BOOK OF THE WEEK - This week's must-read is a (new) classic of the American West: Mark Arax's 2019 opus The Dreamt Land: Chasing Water and Dust Across California.
"In California, water is finite, but greed is infinite," the Fresno native writes in this magisterial account of land, power, and agriculture in the region that puts produce on the plates of Americans and foreigners alike WAY out of season. I promise you, a pistachio will never look the same again once you're through with this classic.
FILM - All Day and a Night (2020) is a slept-on pandemic-era release that I absolutely loved - a father-and-son crime drama set and shot in Oakland, California. Jeffrey Wright delivers a typically stolid performance as an ex-con father trying to steer his kid away from the d-boy life, and Ashton Sanders as his conflicted son. You won't regret this one.

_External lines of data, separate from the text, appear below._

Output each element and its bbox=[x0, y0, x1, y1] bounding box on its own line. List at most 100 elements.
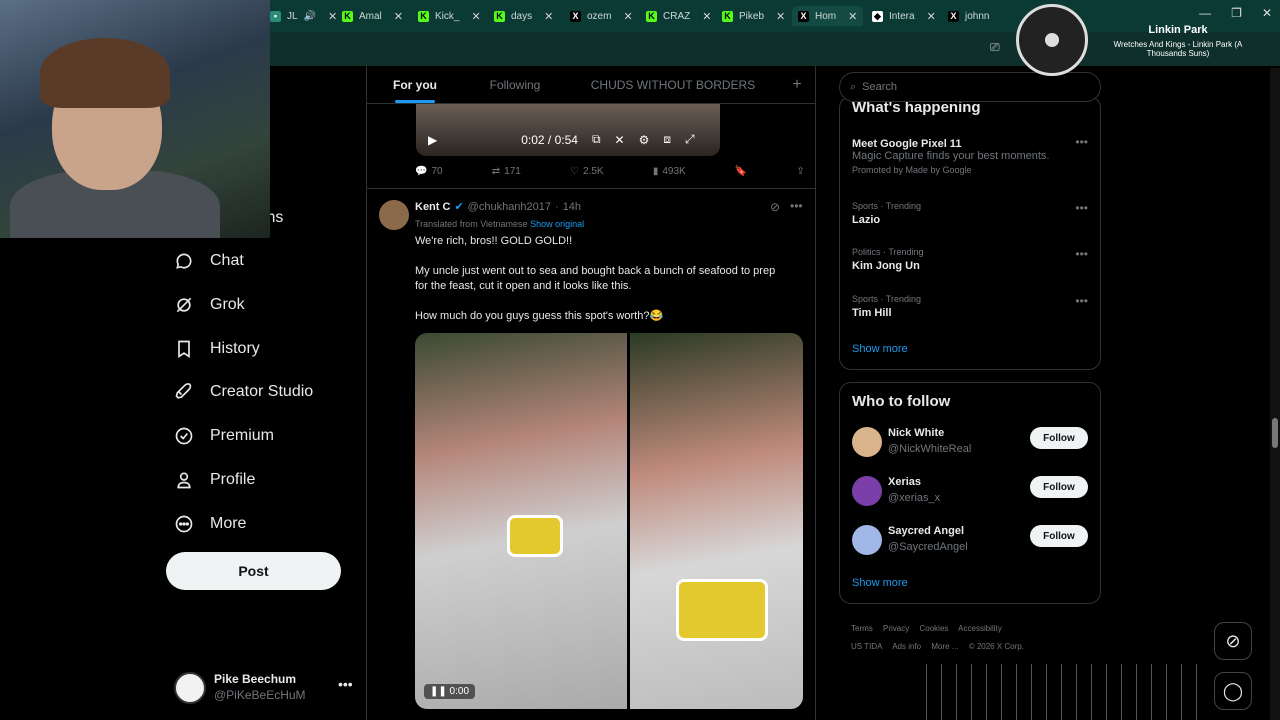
trend-item[interactable]: Sports · Trending Tim Hill ••• bbox=[852, 294, 1088, 319]
close-tab-icon[interactable]: ✕ bbox=[328, 10, 337, 23]
x-icon: X bbox=[948, 10, 959, 22]
cast-icon[interactable]: ⎚ bbox=[990, 40, 1000, 55]
like-button[interactable]: ♡ 2.5K bbox=[570, 166, 604, 177]
footer-link[interactable]: More ... bbox=[931, 642, 958, 651]
repost-button[interactable]: ⇄ 171 bbox=[492, 166, 521, 177]
more-dots-icon[interactable]: ••• bbox=[1075, 294, 1088, 308]
verified-badge-icon bbox=[175, 427, 193, 445]
browser-tab[interactable]: ▪ JL 🔊 ✕ bbox=[270, 6, 337, 26]
avatar bbox=[852, 476, 882, 506]
kick-icon: K bbox=[646, 10, 657, 22]
nav-item-creator-studio[interactable]: Creator Studio bbox=[174, 382, 313, 402]
browser-tab[interactable]: K Amal ✕ bbox=[342, 6, 403, 26]
show-more-link[interactable]: Show more bbox=[852, 577, 908, 589]
speaker-icon: 🔊 bbox=[303, 10, 317, 22]
video-timestamp: ❚❚ 0:00 bbox=[424, 684, 476, 699]
tab-following[interactable]: Following bbox=[463, 66, 567, 103]
footer-link[interactable]: Accessibility bbox=[958, 624, 1002, 633]
more-dots-icon[interactable]: ••• bbox=[1075, 201, 1088, 215]
tweet-time[interactable]: 14h bbox=[563, 201, 581, 213]
follow-suggestion[interactable]: Saycred Angel @SaycredAngel Follow bbox=[852, 525, 1092, 561]
tweet-video-left[interactable] bbox=[415, 333, 627, 709]
show-more-link[interactable]: Show more bbox=[852, 343, 908, 355]
nav-item-chat[interactable]: Chat bbox=[174, 251, 244, 271]
rocket-icon bbox=[175, 383, 192, 399]
post-button[interactable]: Post bbox=[166, 552, 341, 590]
repost-icon: ⇄ bbox=[491, 166, 501, 177]
browser-tab-active[interactable]: X Hom ✕ bbox=[792, 6, 864, 26]
who-to-follow-title: Who to follow bbox=[852, 393, 951, 410]
browser-tab[interactable]: Xjohnn bbox=[948, 6, 989, 26]
footer-link[interactable]: Privacy bbox=[883, 624, 909, 633]
account-handle: @PiKeBeEcHuM bbox=[214, 688, 306, 702]
avatar[interactable] bbox=[379, 200, 409, 230]
share-button[interactable]: ⇪ bbox=[797, 166, 805, 177]
close-tab-icon[interactable]: ✕ bbox=[927, 10, 936, 23]
kick-icon: K bbox=[494, 10, 505, 22]
trend-item[interactable]: Sports · Trending Lazio ••• bbox=[852, 201, 1088, 226]
trend-item[interactable]: Meet Google Pixel 11 Magic Capture finds… bbox=[852, 135, 1088, 175]
browser-tab[interactable]: Xozem ✕ bbox=[570, 6, 633, 26]
browser-tab[interactable]: K Kick_ ✕ bbox=[418, 6, 481, 26]
search-input[interactable]: ⌕ Search bbox=[839, 72, 1101, 102]
bookmark-button[interactable]: 🔖 bbox=[735, 166, 747, 177]
more-dots-icon[interactable]: ••• bbox=[1075, 135, 1088, 149]
browser-tab[interactable]: K CRAZ ✕ bbox=[646, 6, 711, 26]
close-tab-icon[interactable]: ✕ bbox=[702, 10, 711, 23]
scrollbar[interactable] bbox=[1270, 68, 1280, 720]
footer-link[interactable]: Terms bbox=[851, 624, 873, 633]
close-tab-icon[interactable]: ✕ bbox=[776, 10, 785, 23]
author-name[interactable]: Kent C bbox=[415, 201, 450, 213]
follow-suggestion[interactable]: Xerias @xerias_x Follow bbox=[852, 476, 1092, 512]
nav-item-history[interactable]: History bbox=[174, 339, 260, 359]
mute-icon[interactable]: ✕ bbox=[615, 133, 625, 147]
video-player[interactable]: ▶ 0:02 / 0:54 ⧉ ✕ ⚙ ⧈ ⤢ bbox=[416, 104, 720, 156]
follow-button[interactable]: Follow bbox=[1030, 427, 1088, 449]
scrollbar-thumb[interactable] bbox=[1272, 418, 1278, 448]
nav-item-grok[interactable]: Grok bbox=[174, 295, 245, 315]
close-tab-icon[interactable]: ✕ bbox=[394, 10, 403, 23]
close-tab-icon[interactable]: ✕ bbox=[623, 10, 632, 23]
author-handle[interactable]: @chukhanh2017 bbox=[468, 201, 551, 213]
more-dots-icon[interactable]: ••• bbox=[338, 676, 353, 692]
add-tab-icon[interactable]: + bbox=[779, 66, 815, 103]
nav-item-profile[interactable]: Profile bbox=[174, 470, 255, 490]
browser-tab[interactable]: ◆ Intera ✕ bbox=[872, 6, 936, 26]
footer-link[interactable]: Cookies bbox=[919, 624, 948, 633]
tab-for-you[interactable]: For you bbox=[367, 66, 463, 103]
captions-icon[interactable]: ⧉ bbox=[592, 132, 601, 147]
copyright: © 2026 X Corp. bbox=[968, 642, 1024, 651]
trend-item[interactable]: Politics · Trending Kim Jong Un ••• bbox=[852, 247, 1088, 272]
browser-tab[interactable]: Kdays ✕ bbox=[494, 6, 553, 26]
fullscreen-icon[interactable]: ⤢ bbox=[685, 132, 695, 147]
footer-links: Terms Privacy Cookies Accessibility US T… bbox=[851, 620, 1101, 656]
pip-icon[interactable]: ⧈ bbox=[663, 132, 671, 147]
pause-icon[interactable]: ❚❚ bbox=[430, 686, 447, 697]
footer-link[interactable]: Ads info bbox=[892, 642, 921, 651]
tweet-video-right[interactable] bbox=[630, 333, 803, 709]
reply-button[interactable]: 💬 70 bbox=[415, 166, 443, 177]
views-button[interactable]: ▮ 493K bbox=[653, 166, 686, 177]
grok-floating-button[interactable]: ⊘ bbox=[1214, 622, 1252, 660]
close-tab-icon[interactable]: ✕ bbox=[848, 10, 857, 23]
close-tab-icon[interactable]: ✕ bbox=[544, 10, 553, 23]
more-dots-icon[interactable]: ••• bbox=[1075, 247, 1088, 261]
grok-icon[interactable]: ⊘ bbox=[770, 200, 780, 214]
follow-button[interactable]: Follow bbox=[1030, 525, 1088, 547]
more-dots-icon[interactable]: ••• bbox=[790, 199, 803, 213]
account-switcher[interactable]: Pike Beechum @PiKeBeEcHuM ••• bbox=[174, 668, 354, 708]
show-original-link[interactable]: Show original bbox=[530, 219, 584, 229]
follow-suggestion[interactable]: Nick White @NickWhiteReal Follow bbox=[852, 427, 1092, 463]
browser-tab[interactable]: K Pikeb ✕ bbox=[722, 6, 785, 26]
messages-floating-button[interactable]: ◯ bbox=[1214, 672, 1252, 710]
tab-chuds-without-borders[interactable]: CHUDS WITHOUT BORDERS bbox=[567, 66, 779, 103]
verified-icon: ✔ bbox=[454, 201, 464, 213]
nav-item-premium[interactable]: Premium bbox=[174, 426, 274, 446]
close-tab-icon[interactable]: ✕ bbox=[471, 10, 480, 23]
nav-item-more[interactable]: More bbox=[174, 514, 246, 534]
bookmark-icon bbox=[178, 340, 190, 359]
play-icon[interactable]: ▶ bbox=[428, 133, 437, 147]
settings-icon[interactable]: ⚙ bbox=[639, 133, 650, 147]
footer-link[interactable]: US TIDA bbox=[851, 642, 882, 651]
follow-button[interactable]: Follow bbox=[1030, 476, 1088, 498]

MUSIC - Rounding out the California theme is El Cerrito's own Creedence Clearwater Revival, which not only defined the sound of the '60s but also lent a hard edge to the anti-war and student protest movements of their era. "Run Through the Jungle" and "Fortunate Son" are decade-defining songs, but CCR also put out tracks that were inevitably rooted in their home region. For anyone who's broken down in the Central Valley, "Lodi" will ring all too true. Their performance at the Albert Royal Hall in London circa 1970 is a great time capsule of this era.